Case Study: Real-time Advertisement Placement Through ClickHouse
A quick case study on handling advertising placement data through ClickHouse
Today we'll explore how we handle advertising placement data through ClickHouse.
In general, the operation staff needs to view the real-time effect of the advertising placement. Due to the characteristics of the business, data collected in one day is often mixed with those collated from the past few days. This system was originally implemented based on Druid. However, we discovered that Druid had some flaws in this case.
ClickHouse is able to resolve majority of the problems faced by Druid. However, there are some challenges left to be fixed.
Problem #1: Buffer Engine is unable to work with ReplicatedMergeTree
Problem & Challenge: Clickhouse community provides Buffer Engine to solve the problem of generating too many parts in a single write, but it does not work well with ReplicatedMergeTree. The Buffer written for different Replicas only caches the newly written data on their respective nodes, resulting in inconsistent queries.
We made the following enhancements to the Buffer Engine:
- Combine the Kafka/Buffer/MergeTree tables together to provide APIs that are easier to use.
- Buffer is built into the Kafka engine, it can be turned on/off as an option, which is easier to use.

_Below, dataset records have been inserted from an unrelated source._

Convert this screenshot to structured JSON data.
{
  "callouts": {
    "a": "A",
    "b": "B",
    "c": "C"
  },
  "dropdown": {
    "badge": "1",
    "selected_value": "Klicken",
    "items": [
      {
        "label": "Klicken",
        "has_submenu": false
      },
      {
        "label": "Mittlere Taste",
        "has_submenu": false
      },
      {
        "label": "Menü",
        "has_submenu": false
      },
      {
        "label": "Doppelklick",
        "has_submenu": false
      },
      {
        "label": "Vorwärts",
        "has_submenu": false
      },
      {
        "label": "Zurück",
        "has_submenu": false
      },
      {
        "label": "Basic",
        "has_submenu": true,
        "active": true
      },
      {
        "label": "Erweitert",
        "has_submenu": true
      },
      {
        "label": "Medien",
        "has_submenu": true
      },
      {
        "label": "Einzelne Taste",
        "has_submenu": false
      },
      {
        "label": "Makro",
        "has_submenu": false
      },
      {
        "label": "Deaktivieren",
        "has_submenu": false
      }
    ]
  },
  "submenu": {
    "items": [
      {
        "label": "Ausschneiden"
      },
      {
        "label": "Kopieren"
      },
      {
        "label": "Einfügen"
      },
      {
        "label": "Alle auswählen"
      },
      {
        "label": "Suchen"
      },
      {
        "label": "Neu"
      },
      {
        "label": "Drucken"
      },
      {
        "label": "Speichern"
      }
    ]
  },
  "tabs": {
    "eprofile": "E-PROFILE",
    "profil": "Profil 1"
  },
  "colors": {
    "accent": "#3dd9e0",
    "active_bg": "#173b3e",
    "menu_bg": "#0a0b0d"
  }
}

- Use internal pipeline mode in Buffer table to handle multiple blocks.
- Supports queries in ReplicatedMergeTree Engine.
First of all, it ensures that only one node is consuming for a pair of replicas, so only one out of two Buffer tables has data. If a query is sent to the unconsumed replica, a special query logic is built to read data from the Buffer table of the other replica.
Result: Enhance Buffer Engine to solve the problem of query consistency when Buffer Engine and ReplicatedMergeTree are used at the same time.
Problem #2: Data loss and duplicate consumption issue after downtime
Challenge: ClickHouse lacks transactional support. During the service downtime, some parts of the batch write operations to ClickHouse might be lost or engaged in double consumption. This is due to the lack of transaction protection when the service is restarting.
With reference to Druid's KIS solution, we manage Kafka's Offset by ourselves. To achieve the atomic semantics of single batch consumption/writing: the implementation chooses to bind Offset and Parts data together to enhance the stability of consumption. During each consumption, a transaction is created by default, and the transaction is responsible for writing Part data and Offset to disk together. If there is a failure, the transaction will roll back the Offset and the written part, then consume again.
Result: Ensures the atomicity of each inserted data and enhances the stability of data consumption.